Ralph Waldo Emerson, 1803 - 1882
A founder of Transcendentalism and of a uniquely American philosophy emphasizing optimism, individuality and mysticism, Ralf Waldo Emerson was one of the most influential writers of the nineteenth century. Reams have been written about this gentle man; and he, himself, wrote voraciously. Go to rwe.org to read more.

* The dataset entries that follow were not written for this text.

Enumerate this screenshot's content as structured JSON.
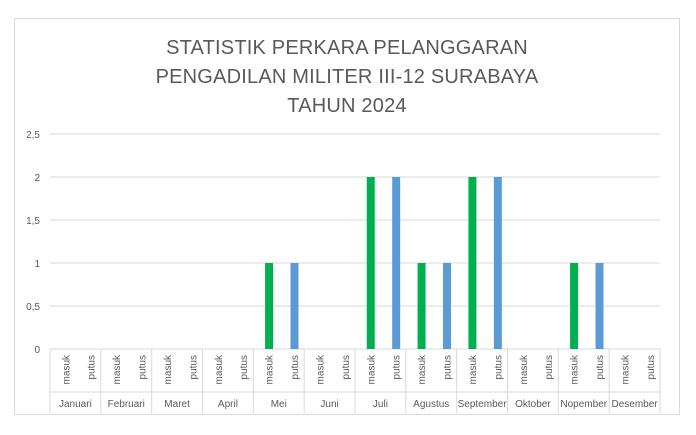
{
  "chart_data": {
    "type": "bar",
    "title_lines": [
      "STATISTIK PERKARA PELANGGARAN",
      "PENGADILAN MILITER III-12 SURABAYA",
      "TAHUN 2024"
    ],
    "y_ticks": [
      "0",
      "0,5",
      "1",
      "1,5",
      "2",
      "2,5"
    ],
    "ylim": [
      0,
      2.5
    ],
    "grid": true,
    "groups": [
      "Januari",
      "Februari",
      "Maret",
      "April",
      "Mei",
      "Juni",
      "Juli",
      "Agustus",
      "September",
      "Oktober",
      "Nopember",
      "Desember"
    ],
    "subcategories": [
      "masuk",
      "putus"
    ],
    "series": [
      {
        "values_masuk": [
          0,
          0,
          0,
          0,
          1,
          0,
          2,
          1,
          2,
          0,
          1,
          0
        ]
      },
      {
        "values_putus": [
          0,
          0,
          0,
          0,
          1,
          0,
          2,
          1,
          2,
          0,
          1,
          0
        ]
      }
    ],
    "colors": {
      "masuk": "#00b050",
      "putus": "#5b9bd5",
      "grid": "#d9d9d9",
      "text": "#595959"
    }
  }
}
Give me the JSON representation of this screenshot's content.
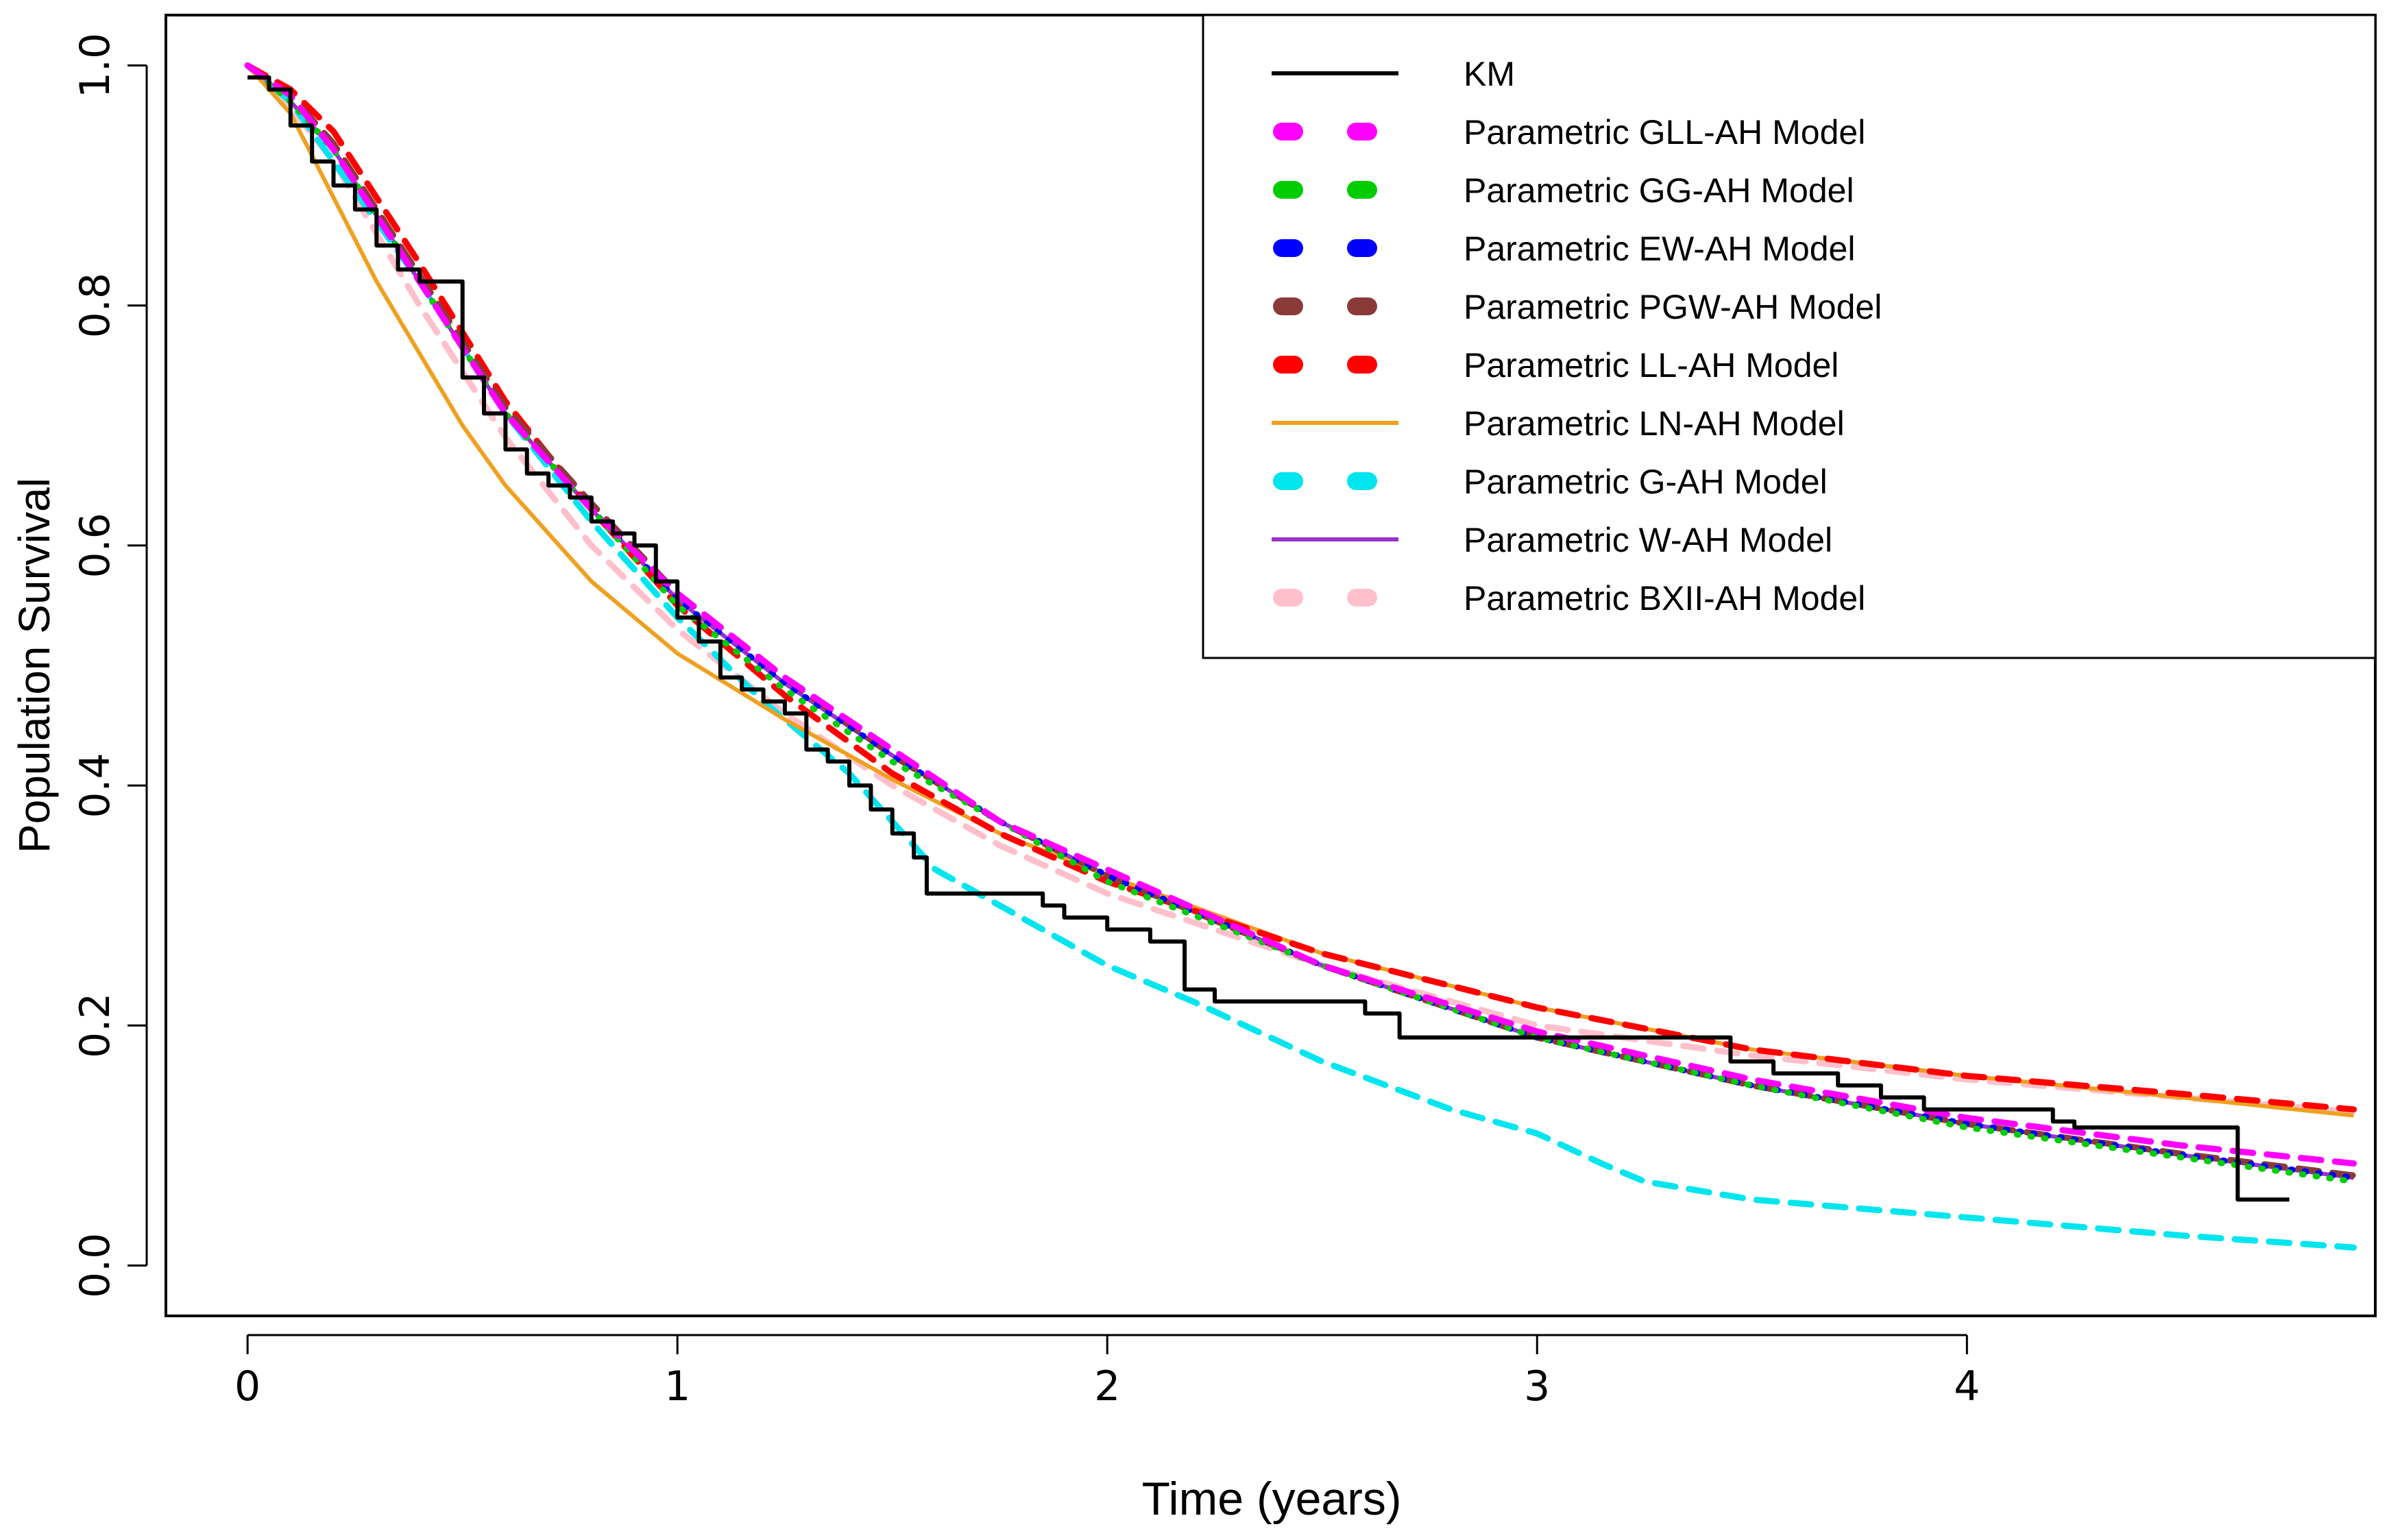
{
  "chart_data": {
    "type": "line",
    "title": "",
    "xlabel": "Time (years)",
    "ylabel": "Population Survival",
    "xlim": [
      -0.19,
      4.95
    ],
    "ylim": [
      -0.042,
      1.042
    ],
    "xticks": [
      0,
      1,
      2,
      3,
      4
    ],
    "xtick_labels": [
      "0",
      "1",
      "2",
      "3",
      "4"
    ],
    "yticks": [
      0.0,
      0.2,
      0.4,
      0.6,
      0.8,
      1.0
    ],
    "ytick_labels": [
      "0.0",
      "0.2",
      "0.4",
      "0.6",
      "0.8",
      "1.0"
    ],
    "grid": false,
    "legend_position": "top-right",
    "series": [
      {
        "name": "KM",
        "color": "#000000",
        "style": "solid",
        "step": true,
        "x": [
          0,
          0.05,
          0.1,
          0.15,
          0.2,
          0.25,
          0.3,
          0.35,
          0.4,
          0.5,
          0.55,
          0.6,
          0.65,
          0.7,
          0.75,
          0.8,
          0.85,
          0.9,
          0.95,
          1.0,
          1.05,
          1.1,
          1.15,
          1.2,
          1.25,
          1.3,
          1.35,
          1.4,
          1.45,
          1.5,
          1.55,
          1.58,
          1.62,
          1.85,
          1.9,
          2.0,
          2.1,
          2.18,
          2.25,
          2.4,
          2.6,
          2.68,
          2.8,
          3.0,
          3.2,
          3.35,
          3.45,
          3.55,
          3.7,
          3.8,
          3.9,
          4.05,
          4.2,
          4.25,
          4.6,
          4.63,
          4.75
        ],
        "y": [
          0.99,
          0.98,
          0.95,
          0.92,
          0.9,
          0.88,
          0.85,
          0.83,
          0.82,
          0.74,
          0.71,
          0.68,
          0.66,
          0.65,
          0.64,
          0.62,
          0.61,
          0.6,
          0.57,
          0.54,
          0.52,
          0.49,
          0.48,
          0.47,
          0.46,
          0.43,
          0.42,
          0.4,
          0.38,
          0.36,
          0.34,
          0.31,
          0.31,
          0.3,
          0.29,
          0.28,
          0.27,
          0.23,
          0.22,
          0.22,
          0.21,
          0.19,
          0.19,
          0.19,
          0.19,
          0.19,
          0.17,
          0.16,
          0.15,
          0.14,
          0.13,
          0.13,
          0.12,
          0.115,
          0.115,
          0.055,
          0.055
        ]
      },
      {
        "name": "Parametric GLL-AH Model",
        "color": "#ff00ff",
        "style": "dashed",
        "x": [
          0,
          0.1,
          0.2,
          0.4,
          0.6,
          0.8,
          1.0,
          1.25,
          1.5,
          1.75,
          2.0,
          2.5,
          3.0,
          3.5,
          4.0,
          4.5,
          4.9
        ],
        "y": [
          1.0,
          0.975,
          0.93,
          0.82,
          0.71,
          0.63,
          0.56,
          0.49,
          0.43,
          0.37,
          0.33,
          0.25,
          0.195,
          0.155,
          0.123,
          0.1,
          0.085
        ]
      },
      {
        "name": "Parametric GG-AH Model",
        "color": "#00cc00",
        "style": "dotted",
        "x": [
          0,
          0.1,
          0.2,
          0.4,
          0.6,
          0.8,
          1.0,
          1.25,
          1.5,
          1.75,
          2.0,
          2.5,
          3.0,
          3.5,
          4.0,
          4.5,
          4.9
        ],
        "y": [
          1.0,
          0.97,
          0.93,
          0.82,
          0.71,
          0.63,
          0.55,
          0.48,
          0.42,
          0.37,
          0.32,
          0.25,
          0.19,
          0.15,
          0.115,
          0.09,
          0.07
        ]
      },
      {
        "name": "Parametric EW-AH Model",
        "color": "#0000ff",
        "style": "dotted",
        "x": [
          0,
          0.1,
          0.2,
          0.4,
          0.6,
          0.8,
          1.0,
          1.25,
          1.5,
          1.75,
          2.0,
          2.5,
          3.0,
          3.5,
          4.0,
          4.5,
          4.9
        ],
        "y": [
          1.0,
          0.97,
          0.93,
          0.82,
          0.71,
          0.63,
          0.555,
          0.485,
          0.425,
          0.37,
          0.325,
          0.25,
          0.19,
          0.15,
          0.118,
          0.092,
          0.073
        ]
      },
      {
        "name": "Parametric PGW-AH Model",
        "color": "#8b3a3a",
        "style": "dashed",
        "x": [
          0,
          0.1,
          0.2,
          0.4,
          0.6,
          0.8,
          1.0,
          1.25,
          1.5,
          1.75,
          2.0,
          2.5,
          3.0,
          3.5,
          4.0,
          4.5,
          4.9
        ],
        "y": [
          1.0,
          0.975,
          0.935,
          0.825,
          0.715,
          0.635,
          0.56,
          0.49,
          0.425,
          0.37,
          0.325,
          0.25,
          0.19,
          0.15,
          0.118,
          0.093,
          0.075
        ]
      },
      {
        "name": "Parametric LL-AH Model",
        "color": "#ff0000",
        "style": "dashed",
        "x": [
          0,
          0.1,
          0.2,
          0.4,
          0.6,
          0.8,
          1.0,
          1.25,
          1.5,
          1.75,
          2.0,
          2.5,
          3.0,
          3.5,
          4.0,
          4.5,
          4.9
        ],
        "y": [
          1.0,
          0.98,
          0.945,
          0.835,
          0.72,
          0.63,
          0.55,
          0.475,
          0.41,
          0.36,
          0.32,
          0.26,
          0.215,
          0.18,
          0.158,
          0.143,
          0.13
        ]
      },
      {
        "name": "Parametric LN-AH Model",
        "color": "#f0a020",
        "style": "solid",
        "x": [
          0,
          0.1,
          0.2,
          0.3,
          0.4,
          0.5,
          0.6,
          0.7,
          0.8,
          0.9,
          1.0,
          1.25,
          1.5,
          1.75,
          2.0,
          2.5,
          3.0,
          3.5,
          4.0,
          4.5,
          4.9
        ],
        "y": [
          1.0,
          0.96,
          0.89,
          0.82,
          0.76,
          0.7,
          0.65,
          0.61,
          0.57,
          0.54,
          0.51,
          0.455,
          0.405,
          0.36,
          0.325,
          0.26,
          0.215,
          0.18,
          0.158,
          0.14,
          0.125
        ]
      },
      {
        "name": "Parametric G-AH Model",
        "color": "#00e5ee",
        "style": "dashed",
        "x": [
          0,
          0.1,
          0.2,
          0.4,
          0.6,
          0.8,
          1.0,
          1.2,
          1.4,
          1.6,
          1.8,
          2.0,
          2.2,
          2.5,
          2.8,
          3.0,
          3.15,
          3.25,
          3.5,
          4.0,
          4.5,
          4.9
        ],
        "y": [
          1.0,
          0.97,
          0.92,
          0.82,
          0.71,
          0.62,
          0.54,
          0.47,
          0.41,
          0.33,
          0.29,
          0.25,
          0.22,
          0.17,
          0.13,
          0.11,
          0.085,
          0.07,
          0.055,
          0.04,
          0.025,
          0.015
        ]
      },
      {
        "name": "Parametric W-AH Model",
        "color": "#9932cc",
        "style": "solid",
        "x": [
          0,
          0.1,
          0.2,
          0.4,
          0.6,
          0.8,
          1.0,
          1.25,
          1.5,
          1.75,
          2.0,
          2.5,
          3.0,
          3.5,
          4.0,
          4.5,
          4.9
        ],
        "y": [
          1.0,
          0.97,
          0.93,
          0.82,
          0.71,
          0.63,
          0.555,
          0.485,
          0.425,
          0.37,
          0.325,
          0.25,
          0.19,
          0.15,
          0.118,
          0.092,
          0.073
        ]
      },
      {
        "name": "Parametric BXII-AH Model",
        "color": "#ffc0cb",
        "style": "dashed",
        "x": [
          0,
          0.1,
          0.2,
          0.4,
          0.6,
          0.8,
          1.0,
          1.25,
          1.5,
          1.75,
          2.0,
          2.5,
          3.0,
          3.5,
          4.0,
          4.5,
          4.9
        ],
        "y": [
          1.0,
          0.965,
          0.92,
          0.8,
          0.69,
          0.6,
          0.53,
          0.46,
          0.4,
          0.35,
          0.31,
          0.25,
          0.2,
          0.175,
          0.155,
          0.14,
          0.128
        ]
      }
    ]
  }
}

In classic Emerson form, The Rhodora is written in Iambic pentameter with AABBCDCD end rhymes. Also characteristic of his work, the poem explores the notion of a higher entity creating all things, large and small. Emerson also notes that beauty exists whether or not people observe or appreciate it. So, how does that sync with "beauty is in the eye of the beholder"?
Rhodora (Rhododendron canadense)
On being asked, whence is the flower.
In May, when sea-winds pierced our solitudes,
I found the fresh Rhodora in the woods,
Spreading its leafless blooms in a damp nook,
To please the desert and the sluggish brook.
The purple petals fallen in the pool
Made the black water with their beauty gay;
Here might the red-bird come his plumes to cool,
And court the flower that cheapens his array.
Rhodora! if the sages ask thee why
This charm is wasted on the earth and sky,
Tell them, dear, that, if eyes were made for seeing,
Then beauty is its own excuse for Being;
Why thou wert there, O rival of the rose!
I never thought to ask; I never knew;
But in my simple ignorance suppose
The self-same power that brought me there, brought you.